Sunday, March 05, 2006

"Entertainment was proposed..." ~ Jane Eyre

I will never forget the Sunday afternoon when Robin and I were about 8 years of age and Missy was 12 years of age and my parents sat us down in front of the television in the living room in E.W. Popcorn was made, chairs were brought in, and the curtains were drawn to give the effect of a movie theatre.

"You have to watch this movie, girls." Both my parents were adamant about this. It was part of our education, according to them. We had no choice; this was how we were spending the afternoon.

A moment later, the theme to Gone With the Wind came on, and for the next three hours, my sisters and I were completely absorbed in Scarlett's world. Why is she attracted to meek old Ashley? Where can I get her dresses? Why didn't I think to ever fake cry like her to get my way? We were still too young to understand all of the nuances, especially when Rhett carries Scarlett up the staircase, but we were not too young to understand that this was movie magic.

It gave my parents pleasure because they were finally sharing a film they loved with their children. And yes, I am sure my sisters and I will do the same. Jack already has a collection of
dvd's all set and waiting for him, including The Sound of Music. My parents gave us a great gift because they exposed us to classic movies, black and whites included.
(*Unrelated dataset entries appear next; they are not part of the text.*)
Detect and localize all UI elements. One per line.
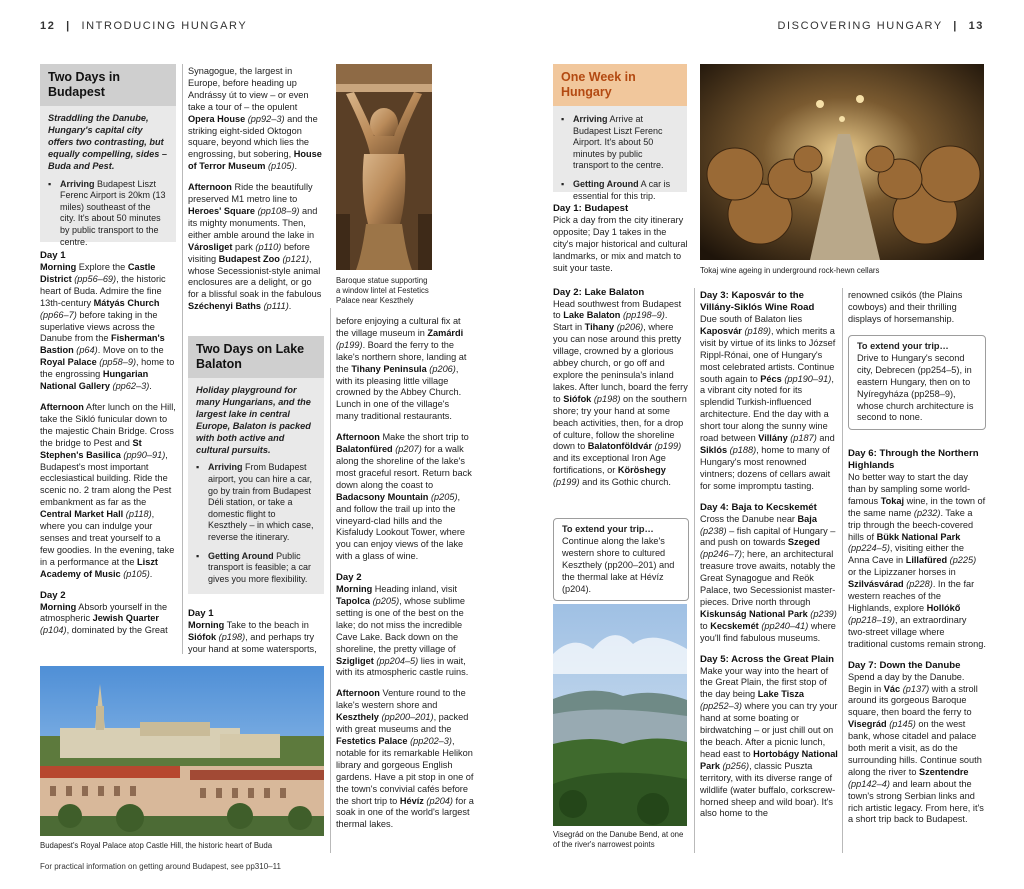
right-page-number: 13	[968, 20, 984, 32]
baroque-statue-photo	[336, 64, 432, 270]
two-days-budapest-box	[40, 64, 176, 247]
castle-caption: Budapest's Royal Palace atop Castle Hill, the historic heart of Buda	[40, 841, 273, 850]
royal-palace-photo	[40, 666, 324, 836]
extend-trip-hungary-box	[848, 335, 986, 430]
text-column-5: Day 3: Kaposvár to the Villány-Siklós Wine Road Due south of Balaton lies Kaposvár (p189), which merits a visit by virtue of its links to József Rippl-Rónai, one of Hungary's most celebrated artists. Continue south again to Pécs (pp190–91), a vibrant city noted for its splendid Turkish-influenced architecture. End the day with a short tour along the sunny wine road between Villány (p187) and Siklós (p188), home to many of Hungary's most renowned vintners; dozens of cellars await for some impromptu tasting. Day 4: Baja to Kecskemét Cross the Danube near Baja (p238) – fish capital of Hungary – and push on towards Szeged (pp246–7); here, an architectural treasure trove awaits, notably the Great Synagogue and Reök Palace, two Secessionist master-pieces. Drive north through Kiskunság National Park (p239) to Kecskemét (pp240–41) where you'll find fabulous museums. Day 5: Across the Great Plain Make your way into the heart of the Great Plain, the first stop of the day being Lake Tisza (pp252–3) where you can try your hand at some boating or birdwatching – or just chill out on the beach. After a picnic lunch, head east to Hortobágy National Park (p256), classic Puszta territory, with its diverse range of wildlife (water buffalo, corkscrew-horned sheep and wild boar). It's also home to the	[700, 290, 838, 819]
extend-trip-balaton-box	[553, 518, 689, 601]
extend-trip-text: Drive to Hungary's second city, Debrecen (pp254–5), in eastern Hungary, then on to Nyíregyháza (pp258–9), whose church architecture is second to none.	[857, 352, 974, 423]
column-divider	[182, 64, 183, 654]
extend-trip-title: To extend your trip…	[562, 524, 654, 534]
visegrad-photo	[553, 604, 687, 826]
two-days-balaton-box	[188, 336, 324, 594]
one-week-hungary-box	[553, 64, 687, 201]
box-intro: Straddling the Danube, Hungary's capital city offers two contrasting, but equally compelling, sides – Buda and Pest.	[48, 113, 167, 171]
column-divider	[842, 288, 843, 853]
extend-trip-text: Continue along the lake's western shore to cultured Keszthely (pp200–201) and the thermal lake at Hévíz (p204).	[562, 535, 675, 594]
text-column-6-bottom: Day 6: Through the Northern Highlands No better way to start the day than by sampling some world-famous Tokaj wine, in the town of the same name (p232). Take a trip through the beech-covered hills of Bükk National Park (pp224–5), visiting either the Anna Cave in Lillafüred (p225) or the Lipizzaner horses in Szilvásvárad (p228). In the far western reaches of the Highlands, explore Hollókő (pp218–19), an extraordinary two-street village where traditional customs remain strong. Day 7: Down the Danube Spend a day by the Danube. Begin in Vác (p137) with a stroll around its gorgeous Baroque square, then board the ferry to Visegrád (p145) on the west bank, whose citadel and palace both merit a visit, as do the surrounding hills. Continue south along the river to Szentendre (pp142–4) and learn about the town's strong Serbian links and rich artistic legacy. From here, it's a short trip back to Budapest.	[848, 448, 986, 825]
extend-trip-title: To extend your trip…	[857, 341, 949, 351]
box-list-item: ▪ Getting Around A car is essential for this trip.	[561, 179, 679, 202]
barrels-caption: Tokaj wine ageing in underground rock-hewn cellars	[700, 266, 880, 275]
left-running-header: 12 | INTRODUCING HUNGARY	[40, 20, 248, 32]
text-column-1: Day 1 Morning Explore the Castle District (pp56–69), the historic heart of Buda. Admire the fine 13th-century Mátyás Church (pp66–7) before taking in the superlative views across the Danube from the Fisherman's Bastion (p64). Move on to the Royal Palace (pp58–9), home to the engrossing Hungarian National Gallery (pp62–3). Afternoon After lunch on the Hill, take the Sikló funicular down to the majestic Chain Bridge. Cross the bridge to Pest and St Stephen's Basilica (pp90–91), Budapest's most important ecclesiastical building. Ride the scenic no. 2 tram along the Pest embankment as far as the Central Market Hall (p118), where you can indulge your senses and treat yourself to a few goodies. In the evening, take in a performance at the Liszt Academy of Music (p105). Day 2 Morning Absorb yourself in the atmospheric Jewish Quarter (p104), dominated by the Great	[40, 250, 176, 636]
box-list	[188, 460, 324, 598]
box-list-item: ▪ Getting Around Public transport is feasible; a car gives you more flexibility.	[196, 551, 316, 586]
box-list	[40, 177, 176, 262]
statue-caption: Baroque statue supporting a window lintel at Festetics Palace near Keszthely	[336, 276, 429, 305]
box-title: One Week in Hungary	[553, 64, 687, 106]
box-title: Two Days in Budapest	[40, 64, 176, 106]
column-divider	[694, 288, 695, 853]
right-section-title: DISCOVERING HUNGARY	[777, 20, 943, 32]
left-page-number: 12	[40, 20, 56, 32]
text-column-4: Day 1: Budapest Pick a day from the city itinerary opposite; Day 1 takes in the city's major historical and cultural landmarks, or mix and match to suit your taste. Day 2: Lake Balaton Head southwest from Budapest to Lake Balaton (pp198–9). Start in Tihany (p206), where you can nose around this pretty village, crowned by a glorious abbey church, or go off and explore the peninsula's inland lakes. After lunch, board the ferry to Siófok (p198) on the southern shore; try your hand at some beach activities, then, for a drop of culture, follow the shoreline down to Balatonföldvár (p199) and its exceptional Iron Age fortifications, or Köröshegy (p199) and its Gothic church.	[553, 203, 688, 488]
right-running-header: DISCOVERING HUNGARY | 13	[777, 20, 984, 32]
left-section-title: INTRODUCING HUNGARY	[81, 20, 248, 32]
box-intro: Holiday playground for many Hungarians, and the largest lake in central Europe, Balaton is packed with both active and cultural pursuits.	[196, 385, 311, 455]
page-footer-note: For practical information on getting around Budapest, see pp310–11	[40, 862, 281, 871]
box-list-item: ▪ Arriving Budapest Liszt Ferenc Airport is 20km (13 miles) southeast of the city. It's about 50 minutes by public transport to the centre.	[48, 179, 168, 249]
box-list	[553, 106, 687, 215]
box-title: Two Days on Lake Balaton	[188, 336, 324, 378]
box-list-item: ▪ Arriving Arrive at Budapest Liszt Ferenc Airport. It's about 50 minutes by public transport to the centre.	[561, 114, 679, 172]
column-divider	[330, 308, 331, 853]
text-column-6: renowned csikós (the Plains cowboys) and their thrilling displays of horsemanship.	[848, 290, 963, 324]
text-column-2-bottom: Day 1 Morning Take to the beach in Siófok (p198), and perhaps try your hand at some watersports,	[188, 608, 317, 654]
text-column-3: before enjoying a cultural fix at the village museum in Zamárdi (p199). Board the ferry to the lake's northern shore, landing at the Tihany Peninsula (p206), with its pleasing little village crowned by the Abbey Church. Lunch in one of the village's many traditional restaurants. Afternoon Make the short trip to Balatonfüred (p207) for a walk along the shoreline of the lake's most graceful resort. Return back down along the coast to Badacsony Mountain (p205), and follow the trail up into the vineyard-clad hills and the Kisfaludy Lookout Tower, where you can enjoy views of the lake with a glass of wine. Day 2 Morning Heading inland, visit Tapolca (p205), whose sublime setting is one of the best on the lake; do not miss the incredible Cave Lake. Back down on the shoreline, the pretty village of Szigliget (pp204–5) lies in wait, with its atmospheric castle ruins. Afternoon Venture round to the lake's western shore and Keszthely (pp200–201), packed with great museums and the Festetics Palace (pp202–3), notable for its remarkable Helikon library and gorgeous English gardens. Have a pit stop in one of the town's convivial cafés before the short trip to Hévíz (p204) for a soak in one of the world's largest thermal lakes.	[336, 316, 474, 830]
visegrad-caption: Visegrád on the Danube Bend, at one of the river's narrowest points	[553, 830, 684, 849]
box-list-item: ▪ Arriving From Budapest airport, you can hire a car, go by train from Budapest Déli station, or take a domestic flight to Keszthely – in which case, reverse the itinerary.	[196, 462, 316, 543]
text-column-2: Synagogue, the largest in Europe, before heading up Andrássy út to view – or even take a tour of – the opulent Opera House (pp92–3) and the striking eight-sided Oktogon square, beyond which lies the engrossing, but sobering, House of Terror Museum (p105). Afternoon Ride the beautifully preserved M1 metro line to Heroes' Square (pp108–9) and its mighty monuments. Then, either amble around the lake in Városliget park (p110) before visiting Budapest Zoo (p121), whose Secessionist-style animal enclosures are a delight, or go for a blissful soak in the fabulous Széchenyi Baths (p111).	[188, 66, 322, 312]
tokaj-cellar-photo	[700, 64, 984, 260]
Many of my students don't know who Jimmy Stewart is, but my nephew is going to know!

Robin is the biggest movie buff out of the three of us; she is a big fan of "old Hollywood" and has the biggest dvd collection of great films. Just last week she got the special edition of Ben Hur on dvd, so she gave me the regular copy. How old is the chariot scene? Its still one of the best scenes in a movie; I never tire of it.
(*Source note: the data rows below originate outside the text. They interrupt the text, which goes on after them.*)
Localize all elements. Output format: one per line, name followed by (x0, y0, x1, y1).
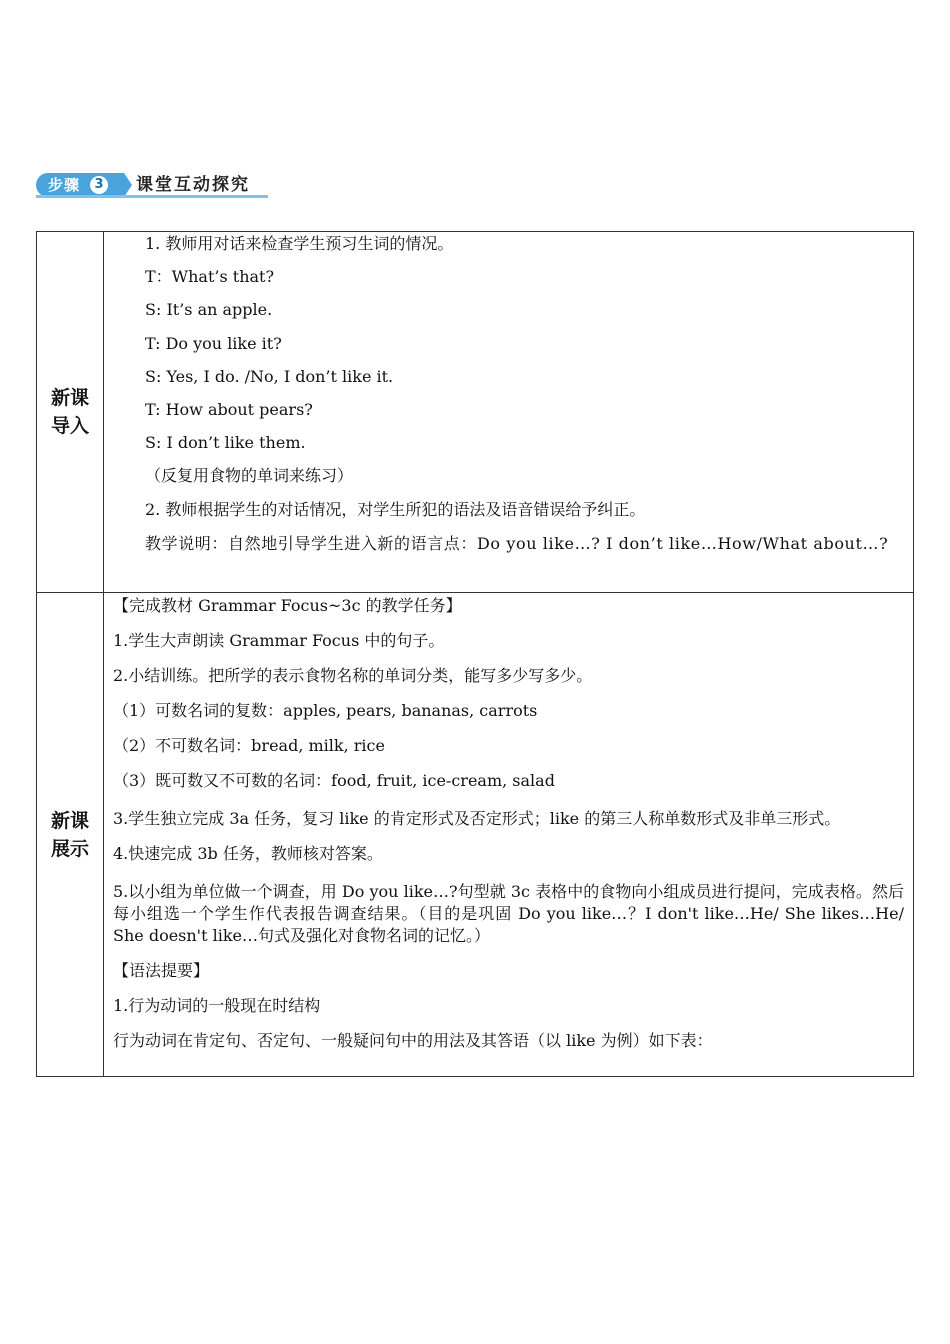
intro-label-line2: 导入 (50, 415, 89, 437)
display-item: 5.以小组为单位做一个调查，用 Do you like…?句型就 3c 表格中的食物向小组成员进行提问，完成表格。然后每小组选一个学生作代表报告调查结果。（目的是巩固 Do you like…？I don't like…He/ She likes…He/ She doesn't like…句式及强化对食物名词的记忆。） (113, 882, 904, 945)
display-item: 3.学生独立完成 3a 任务，复习 like 的肯定形式及否定形式；like 的第三人称单数形式及非单三形式。 (113, 809, 841, 828)
intro-line: （反复用食物的单词来练习） (145, 466, 354, 486)
banner-arrow-icon (124, 173, 132, 197)
intro-line: 2. 教师根据学生的对话情况，对学生所犯的语法及语音错误给予纠正。 (145, 499, 646, 519)
grammar-item: 1.行为动词的一般现在时结构 (113, 996, 321, 1015)
intro-line: T: Do you like it? (145, 333, 282, 353)
intro-line: T：What’s that? (145, 267, 275, 287)
intro-line: T: How about pears? (145, 399, 313, 419)
grammar-description: 行为动词在肯定句、否定句、一般疑问句中的用法及其答语（以 like 为例）如下表： (113, 1031, 713, 1050)
step-label-text: 步骤 (48, 176, 81, 194)
display-content (104, 593, 914, 1077)
grammar-header: 【语法提要】 (113, 961, 210, 980)
intro-teaching-note: 教学说明：自然地引导学生进入新的语言点：Do you like…? I don’t like…How/What about…? (145, 533, 889, 553)
display-label-line2: 展示 (50, 837, 89, 860)
display-label-line1: 新课 (50, 809, 89, 832)
display-subitem: （2）不可数名词：bread, milk, rice (113, 736, 385, 755)
intro-line: S: Yes, I do. /No, I don’t like it. (145, 366, 394, 386)
intro-content (104, 232, 914, 593)
intro-line: 1. 教师用对话来检查学生预习生词的情况。 (145, 234, 454, 253)
display-subitem: （1）可数名词的复数：apples, pears, bananas, carrots (113, 701, 538, 720)
intro-row (37, 232, 914, 593)
display-item: 1.学生大声朗读 Grammar Focus 中的句子。 (113, 631, 445, 650)
step-number-badge: 3 (90, 176, 108, 194)
intro-label (37, 232, 104, 593)
display-subitem: （3）既可数又不可数的名词：food, fruit, ice-cream, salad (113, 771, 555, 790)
intro-line: S: I don’t like them. (145, 433, 306, 453)
display-item: 4.快速完成 3b 任务，教师核对答案。 (113, 844, 383, 863)
display-row (37, 593, 914, 1077)
step-banner (36, 173, 268, 197)
banner-underline (36, 195, 268, 198)
display-item: 2.小结训练。把所学的表示食物名称的单词分类，能写多少写多少。 (113, 666, 593, 685)
section-title: 课堂互动探究 (136, 175, 250, 195)
lesson-table (36, 231, 914, 1077)
display-label (37, 593, 104, 1077)
step-label (36, 173, 124, 197)
intro-line: S: It’s an apple. (145, 300, 273, 320)
task-header: 【完成教材 Grammar Focus~3c 的教学任务】 (113, 596, 462, 615)
intro-label-line1: 新课 (50, 387, 89, 409)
Tonight is a small Oscar "party" here at my place. Chinese food, white wine, and Joan Rivers critiquing the gowns. I don't care for all of the pomp and circumstance surrounding the awards, but I do care that this is a night where art and culture are honored in our society. I haven't watched the Oscars in years, but tonight I think that the movies and roles being nominated are quite worthy because so may are based on books and/or short stories.

My Oscar hopes ride on the literature, of course. I hope that Philip Seymour Hoffman wins for Capote. That film was powerful for me, and I look forward to seeing it again just to study him as the character. I want Pride and Prejudice to win awards so that Hollywood sees the demand to make movies of timeless stories that are important to tell in all kinds of mediums. Well, that and wouldn't it be cool knowing that Austen's work is Oscar-worthy?! Let Brokeback win for the mere fact that it is controversial, but also based on a great short story by Annie Proulx. The Constant Gardener was my favorite this year, also based on a novel by John Le Carre which was originally published over four years ago.

Literaries of the world unite tonight and root for your books at the Oscars!

Of course, I did read Gone with the Wind as a teenager.

It wasn't quite as good as the movie.